Following is my October column that appears on this month’s book page of the print edition of The Catholic Post.
Anyone who knows me knows that I am a big fan of happiness—not just being happy, but the science and research (especially through books) into what makes people happy. To paraphrase the country song, I was into happiness books before happiness books were cool.
There’s a mini-industry of books about the science of happiness, and what makes people happier. Researchers have explored this topic extensively, such as Martin Seligman’s Flourish: A Visionary New Understanding of Happiness and Well-being and other books on learned optimism and positive psychology, or Sonja Lyubomirsky’s The How of Happiness: A New Approach to Getting the Life You Want, about many things that work scientifically to improve a person’s happiness. Gretchen Rubin’s best-selling book, The Happiness Project: Or, Why I Spent a Year Trying to Sing in the Morning, Clean My Closets, Fight Right, Read Aristotle, and Generally Have More Fun and other books share in Rubin’s entertaining way, her average person’s ways to practice happiness.

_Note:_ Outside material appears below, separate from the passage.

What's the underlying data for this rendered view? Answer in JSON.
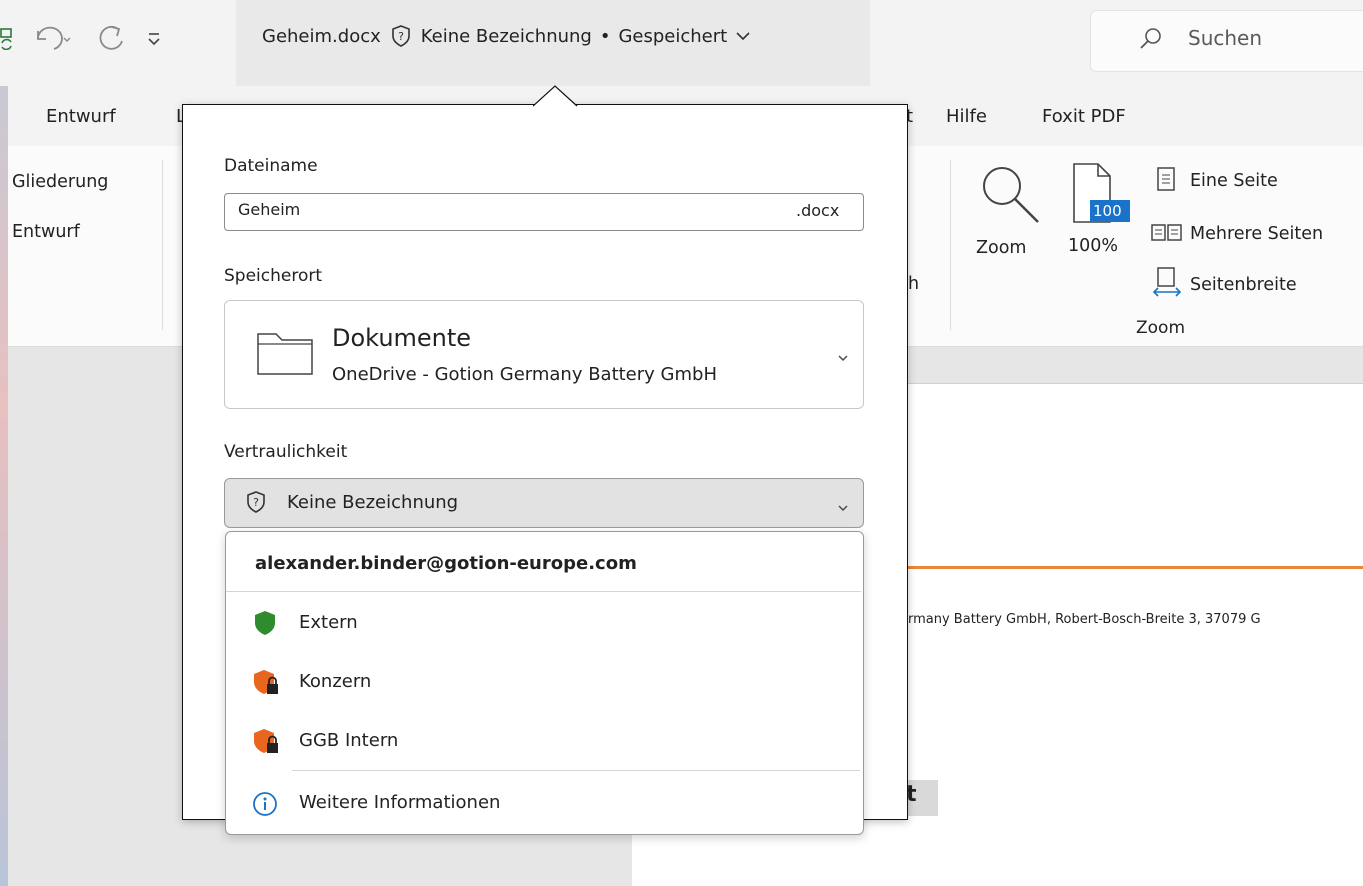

I’ve taken away great resources and ideas from these authors. That’s especially since one of the regular findings of such research is that people who have a robust faith life have a higher contentment level. The connection, routine, and virtues promoted by religious faith promote a happier, healthy psyche. I think that is no surprise since God made us for relationship and for doing the good, and that happiness is a natural and supernatural byproduct of that.
But sometimes I feel uneasy with these books for two reasons: one, a wry guilt that I am not “happier,’ and two, a sense that focusing on happiness alone is not helpful spiritually. Perhaps that’s because the fullest, spiritual meaning of happiness is not fully covered in these books. That is remedied in two new books.
These Catholic authors close the gap between the practical science of what makes people happy, to the religious perspective on what it means to be truly happy, and how living out faith makes a person happy in the best sense of the word.
First, prolific author and Catholic intellectual Fr. Robert Spitzer,S.J., PhD., has written a great new called Finding True Happiness: Satisfying Our Restless Hearts (Happiness, Suffering, and Transcendence). He brings not just a Catholic vision to the field, but a truly philosophical approach to why humans seek happiness, the stages of happiness, and how we can achieve lasting and real happiness at the highest level, rather than just the superficial “now” happiness.”
I thought that Fr. Spitzer’s book would be dry theological or philosophical information, but delving into it reveals that it is truly full of practical advice and good, detailed, information on how to achieve a lasting happiness at a higher level.
There’s so much good in this book about the proper pursuit of true happiness for a sincere Christian; recommendations about prayer; the importance of discerning spirits; Jesuit spirituality.; and so much about true happiness. What I love learning, again and again, is the rich spiritual and intellectual tradition of the Catholic Church, its theologians and saints, that points us towards happiness now and in the future.
It’s not a breezy read. But Finding True Happiness is genuinely worthwhile, and promotes the fullest vision of happiness and what it means in the context of how we were made by God.
A Catholic book more similar to the positive psychology books is The Gospel of Happiness: Rediscover Your Faith Through Spiritual Practice and Positive Psychology by Christopher Kaczor.
Kaczor, a philosophy professor at Loyola Marymount University, writes from a personal and an educational perspective about happiness, and how our faith practice and belief promotes true happiness. He explores the positive psychology movement, the growing body of research that shows certain practices and mindsets contribute to human flourishing, and how faith fits so well into it.
Like Fr. Spitzer, Kaczor, concludes that the happiness and positive psychology research is not at odds with our faith, but rather complements it and helps us understand how our faith works to make us happy
For instance, Kaczor applies the PERMA acronym of positive focus organized by researcher Martin Seligman, to faith practices. PERMA relates to five areas that are most conducive to happiness: positive emotion, engagement, relationships, meaning, and achievement. Kaczor shows how each of these is woven into the fabric of a robust faith life, and so contributes to happiness.
The intersection between prayer and positive affect is especially stressed in this book. Kaczor talks about prayer practices that foster happiness, such as Ignatian examen, prayers such as a litany-like prayer called the “loving kindness prayer,” in which a person praying contemplate kindness and goodness towards all in their life meet, and the rhythm of the liturgical year.
Jesus said, “I came that they may have life, and have it abundantly.” (John 10:10) Christianity is not just a putting off of happiness for a future goal, but true happiness in this life. We are made for joy and abundance, and these two great new books offer a roadmap for people of faith to increase true happiness in this life and the life to come.
Ellen says
I concur with your review of the Spitzer book. It is written in a very engaging style, but still has a lot of good, solid content.